If it ain’t broke, don’t fix it. And thankfully neither Andy Sheppard nor Dave Holland did.

In separate gigs around ten years ago, both brought their new sound to Brighton – Sheppard’s a sweetly melodic English take on world jazz and Holland’s a roof-raising big band post-bop.

A decade later in a brilliant double-header Sheppard charmed the birds from the trees and Holland raised the roof at the Dome.

Sheppard’s style hasn’t changed but his band now includes the great Norwegian bassist Arild Andersen, whose folk-inflected palette was a perfect fit with this music. Guitarist John Parricelli has a broader range these days, sounding sunnily Latin on acoustic, almost rocky on electric and blending well with the icier sound of Norwegian guitarist Eivind Aarset.

In his second number Sheppard evoked the emotion of coming home after a long, arduous time away, but Holland’s quintet, the core of that decade-old big band, had the blood-pulsing feel of setting out on the journey.

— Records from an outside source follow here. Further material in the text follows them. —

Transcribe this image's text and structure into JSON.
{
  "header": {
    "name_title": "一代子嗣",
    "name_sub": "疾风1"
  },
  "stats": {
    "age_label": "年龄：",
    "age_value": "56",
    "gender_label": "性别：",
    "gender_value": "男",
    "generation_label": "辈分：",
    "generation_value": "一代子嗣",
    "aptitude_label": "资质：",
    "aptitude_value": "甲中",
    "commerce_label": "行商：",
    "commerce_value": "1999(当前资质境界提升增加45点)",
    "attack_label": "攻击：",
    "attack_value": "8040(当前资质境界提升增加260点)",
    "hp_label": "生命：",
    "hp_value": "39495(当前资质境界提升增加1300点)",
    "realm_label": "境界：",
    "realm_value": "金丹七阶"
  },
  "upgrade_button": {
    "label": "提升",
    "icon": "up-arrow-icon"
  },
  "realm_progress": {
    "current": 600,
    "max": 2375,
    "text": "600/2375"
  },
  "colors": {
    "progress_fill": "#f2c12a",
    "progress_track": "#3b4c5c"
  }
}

This edgier, jazz-mixed-with-nothing hard stuff was driven by the virtuosic Chris Potter on saxes and it got us mighty high mighty quickly. Potter and Robin Eubanks on trombone weaving in and out of each other’s lines was a thing to hear and behold. Close your eyes and you’d have sworn this was a single musician playing a new instrument called a saxbone. Or tromphone, perhaps.

These guys were moving, exciting and tighter than any improvising band has the right to be. Oh, and as fresh as if that big band gig had been yesterday.